RESEARCH GROUP

GEOMETRY

In a few days, we will participate in the conference
 Geometry meets Combinatorics in Bielefeld
an event in the crossroads of geometry, algebra, and combinatorics. Petra Schwer and Josh Maglione are speakers of the conference.
 
See you there!

The paper "Flag Hilbert--Poincaré series of hyperplane arrangements and their Igusa zeta functions" by Josh Maglione and Christopher Voll has been recently accepted for publication in the Israel Journal of Mathematics!

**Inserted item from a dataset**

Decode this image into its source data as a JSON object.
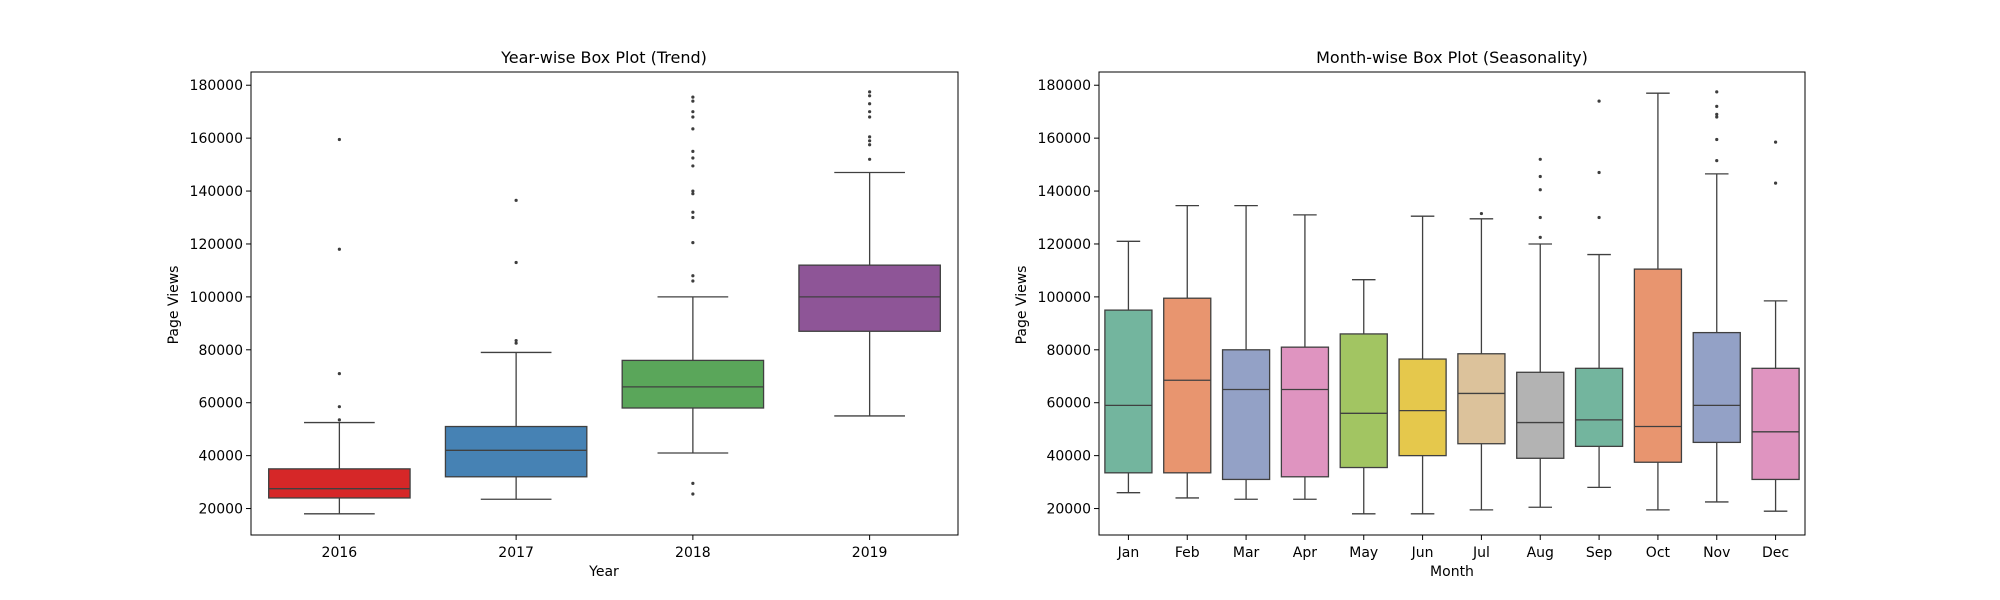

Link to the paper: arXiv:2103.03640

Abstract:
We introduce and study a class of multivariate rational functions associated with hyperplane arrangements, called flag Hilbert-Poincaré series. These series are intimately connected with Igusa local zeta functions of products of linear polynomials, and their motivic and topological relatives. Our main results include a self-reciprocity result for central arrangements defined over fields of characteristic zero. We also prove combinatorial formulae for a specialization of the flag Hilbert-Poincaré series for irreducible Coxeter arrangements of types A, B, and D in terms of total partitions of the respective types. We show that a different specialization of the flag Hilbert-Poincaré series, which we call the coarse flag Hilbert-Poincaré series, exhibits intriguing nonnegativity features and - in the case of Coxeter arrangements - connections with Eulerian polynomials. For numerous classes and examples of hyperplane arrangements, we determine their (coarse) flag Hilbert-Poincaré series. Some computations were aided by a SageMath package we developed.

The paper "TriCCo -- a cubulation-based method for computing connected components on triangular grids" by Aiko Voigt, Petra Schwer, Noam von Rotberg and Nicole Knopf has been recently accepted for publication in the journal Geoscientific Model Development!

Link to the paper: arXiv:2111.13761

Abstract:
We present a new method to identify connected components on triangular grids used in atmosphere and climate models to discretize the horizontal dimension. In contrast to structured latitude-longitude grids, triangular grids are unstructured and the neighbors of a grid cell do not simply follow from the grid cell index. This complicates the identification of connected components compared to structured grids. Here, we show that this complication can be addressed by involving the mathematical tool of cubulation, which allows one to map the 2-d cells of the triangular grid onto the vertices of the 3-d cells of a cubic grid. Because the latter is structured, connected components can be readily identified by previously developed software packages for cubic grids. Computing the cubulation can be expensive, but importantly needs to be done only once for a given grid. We implement our method in a Python package that we name TriCCo and make available via pypi, gitlab and zenodo. We document the package and demonstrate its application using simulation output from the ICON atmosphere model. Finally, we characterize its computational performance and compare it to graph-based identifications of connected components using breadth-first search. The latter shows that TriCCo is ready for triangular grids with up to 500,000 cells, but that its speed and memory requirement should be improved for the application to larger grids.